The last two posts were about cooperation. Cooperation exists in all socio-economic systems. What matters is the way these two forces mix together.

The foundation of the free market is freedom. Free people are free to choose their relations. The result is that people free people end up competing on their ability to cooperate.

Not all cooperation is good. When Party A cooperates with Party B to exclude Party C from the market, they are engaged in an anti-market activity.

The word for this typle of activity is "collusion."

Please note. The problem here is not cooperation, but that they are engaged in antimarket activity. If Party A took it upon himself to exclude Party C from the market, then the activity is still negative.  When people cooperate in a promarket fashion they improve the competitive climate.

Classical thinkers sought to avoid paradox. Classical liberals realized that to preserve a free market one needs to actively prevent anti-market activities. The key to collusion is that the parties engaged in anti-market activity.

In contrast, let's look at the Wikipedia's definition of "collusion" [drawn 11/2/11]

"In the study of economics and market competition, collusion takes place within an industry when rival companies cooperate for their mutual benefit."
This definition labels any cooperation between competitors as collusion.
I wish to point out that this definition is both absurd and is anti-free market.

It is absurd to say that two people in the same industry cannot associate with each other because they are "competitors." A capenter is likely to have other carpenters as friends, and these friendships are likely to be mutually beneficial.

This definition is also anti-market.

Remember the key to the free market is freedom of association. Carpenters are free to associate with other carpenters. Programmers are free to geek out with other programmers.

When people of the same profession associate, they engage in mutually beneficial activities such as discussing best practices and industry standards.

Labeling cooperation among competitors as collusion is absurd.

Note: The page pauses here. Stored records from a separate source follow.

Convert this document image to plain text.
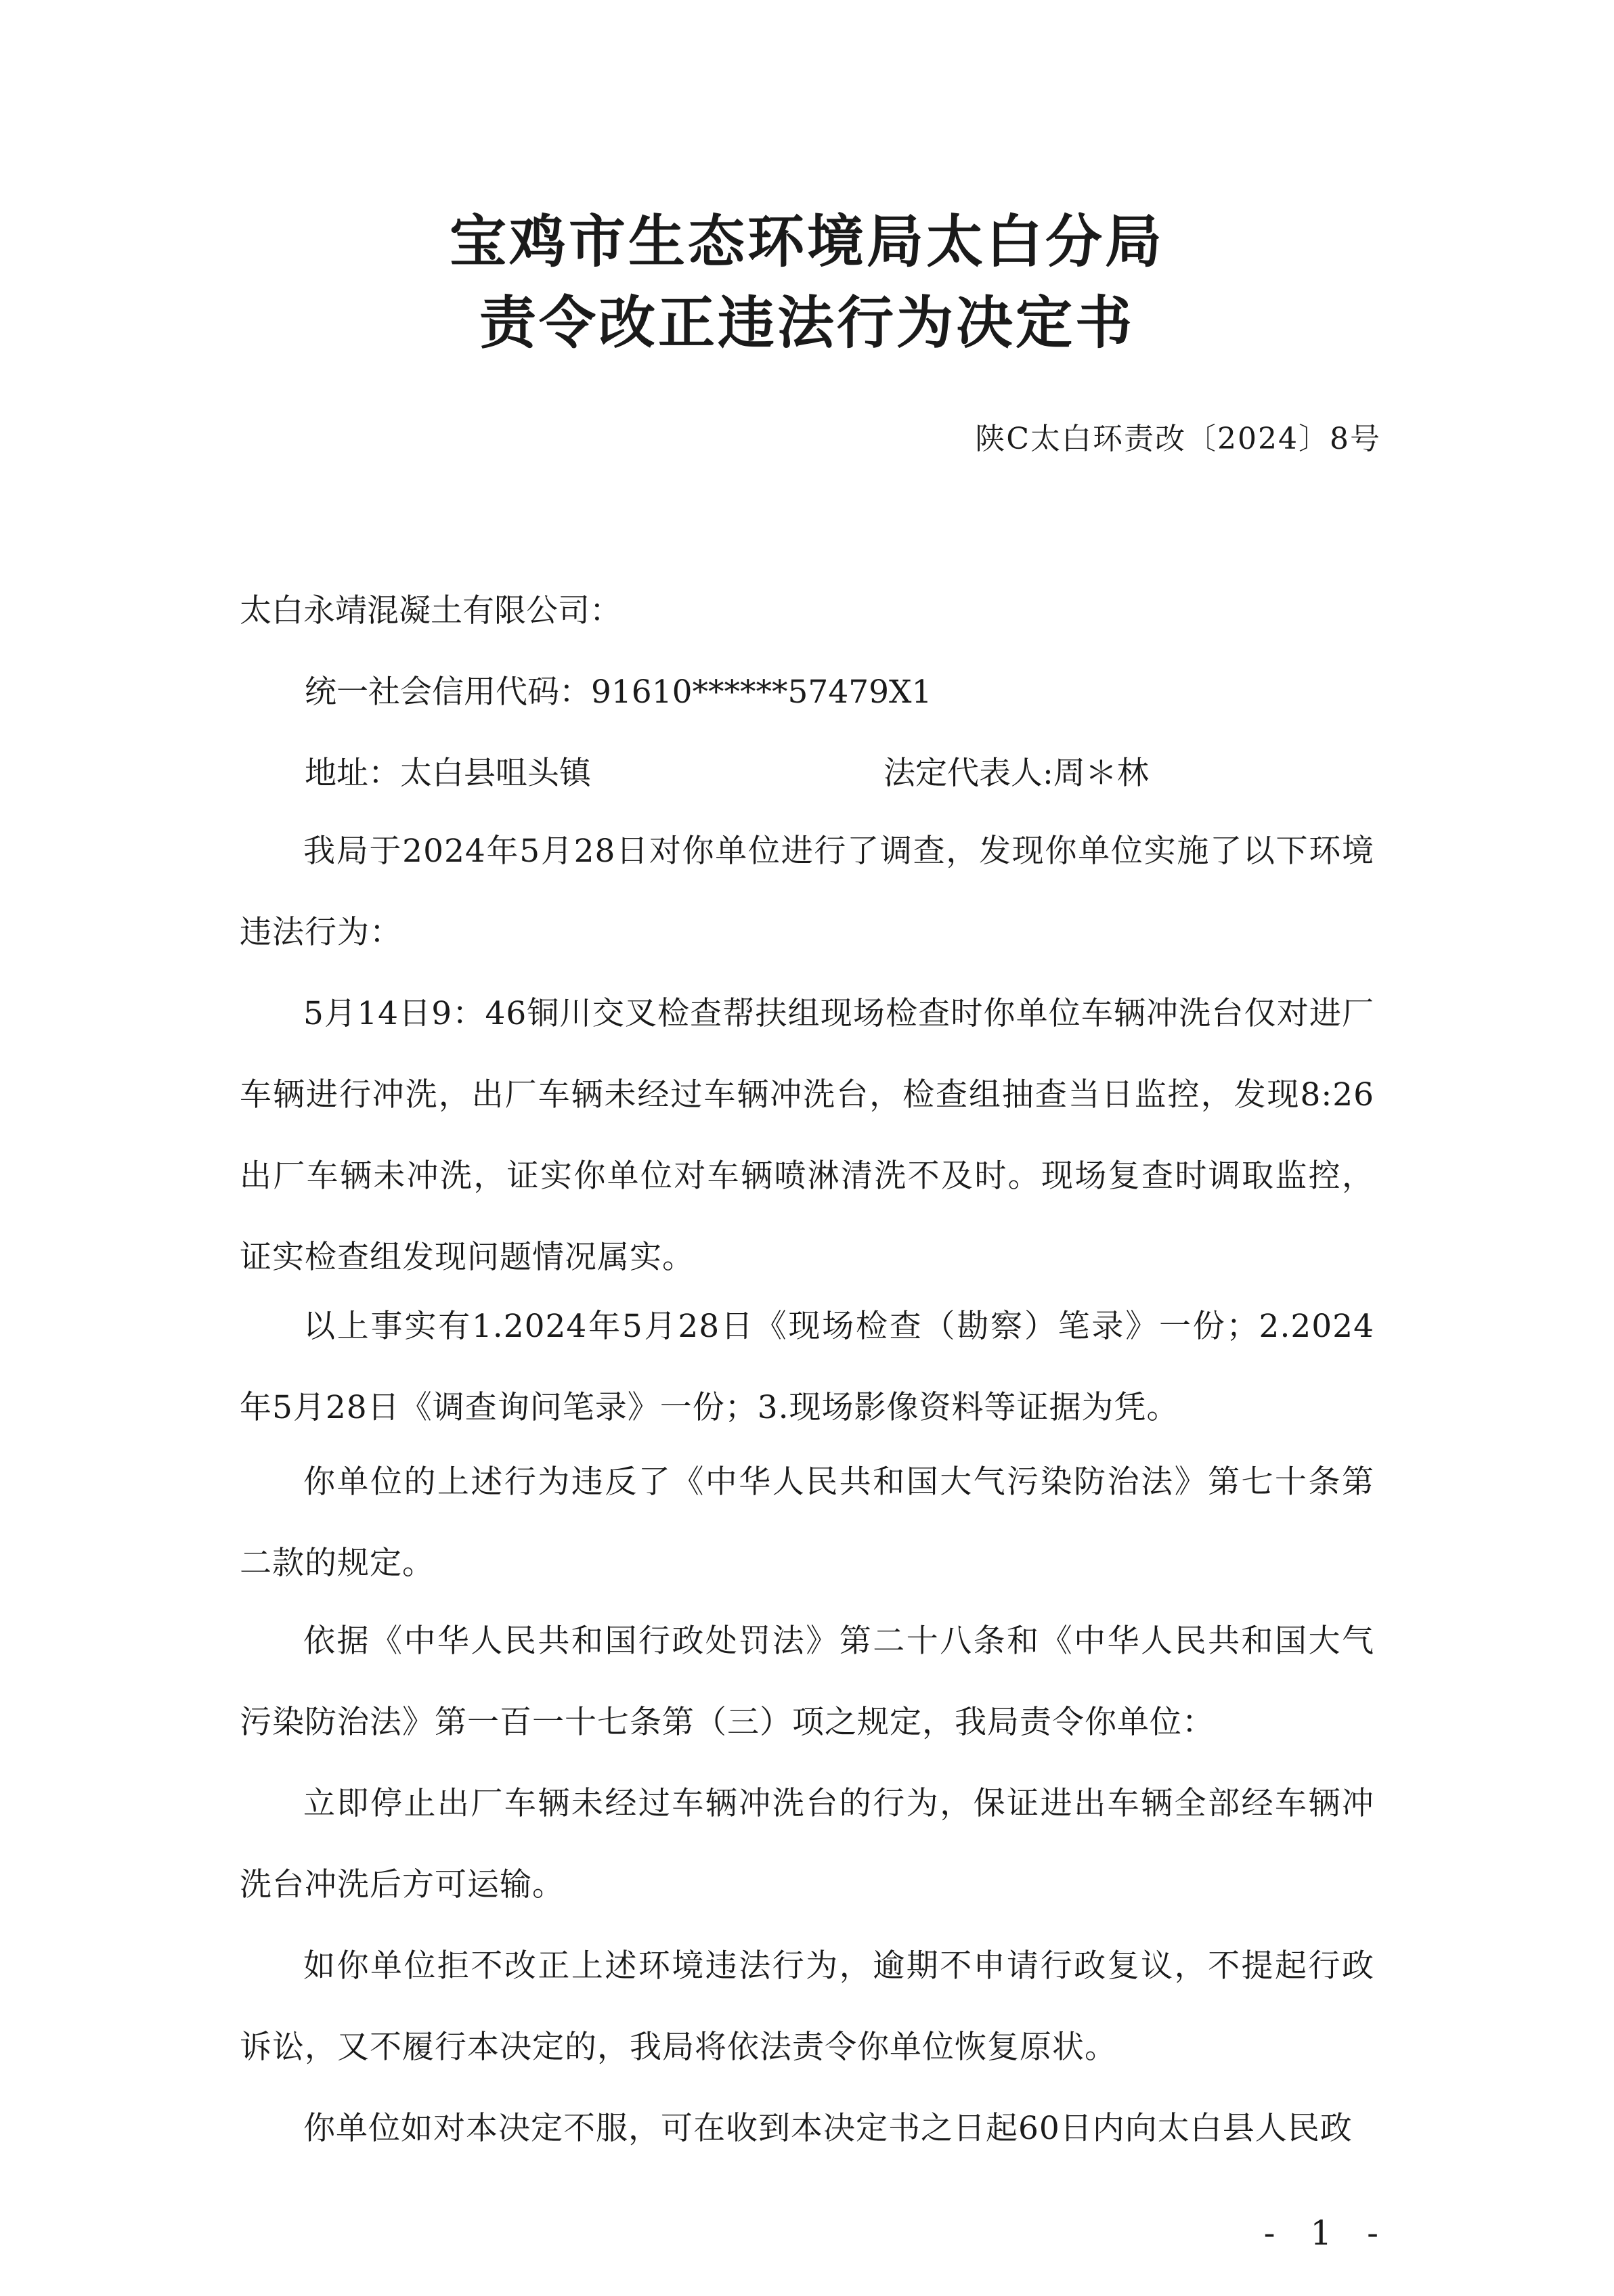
宝鸡市生态环境局太白分局
责令改正违法行为决定书
陕C太白环责改〔2024〕8号
太白永靖混凝土有限公司：
统一社会信用代码：91610******57479X1
地址：太白县咀头镇	法定代表人:周＊林

我局于2024年5月28日对你单位进行了调查，发现你单位实施了以下环境违法行为：

5月14日9：46铜川交叉检查帮扶组现场检查时你单位车辆冲洗台仅对进厂车辆进行冲洗，出厂车辆未经过车辆冲洗台，检查组抽查当日监控，发现8:26出厂车辆未冲洗，证实你单位对车辆喷淋清洗不及时。现场复查时调取监控，证实检查组发现问题情况属实。

以上事实有1.2024年5月28日《现场检查（勘察）笔录》一份；2.2024年5月28日《调查询问笔录》一份；3.现场影像资料等证据为凭。

你单位的上述行为违反了《中华人民共和国大气污染防治法》第七十条第二款的规定。

依据《中华人民共和国行政处罚法》第二十八条和《中华人民共和国大气污染防治法》第一百一十七条第（三）项之规定，我局责令你单位：

立即停止出厂车辆未经过车辆冲洗台的行为，保证进出车辆全部经车辆冲洗台冲洗后方可运输。

如你单位拒不改正上述环境违法行为，逾期不申请行政复议，不提起行政诉讼，又不履行本决定的，我局将依法责令你单位恢复原状。

你单位如对本决定不服，可在收到本决定书之日起60日内向太白县人民政

- 1 -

In a free society, people are free to have relations with other people ... even people in the same industry.

True collusion only occurs when groups engage in activities that activities that deny the rights of others. Professionals discussing best practices, standards and billing practices is not collusion. Price fixing is collusion because it denies consumers the right to negotiate price. Any activity to deny people market access is collusion.

The free market is a cooperative structure in which people are free to form their own associations.

Proponents of the free market must find ways to counter the false images projected onto freedom.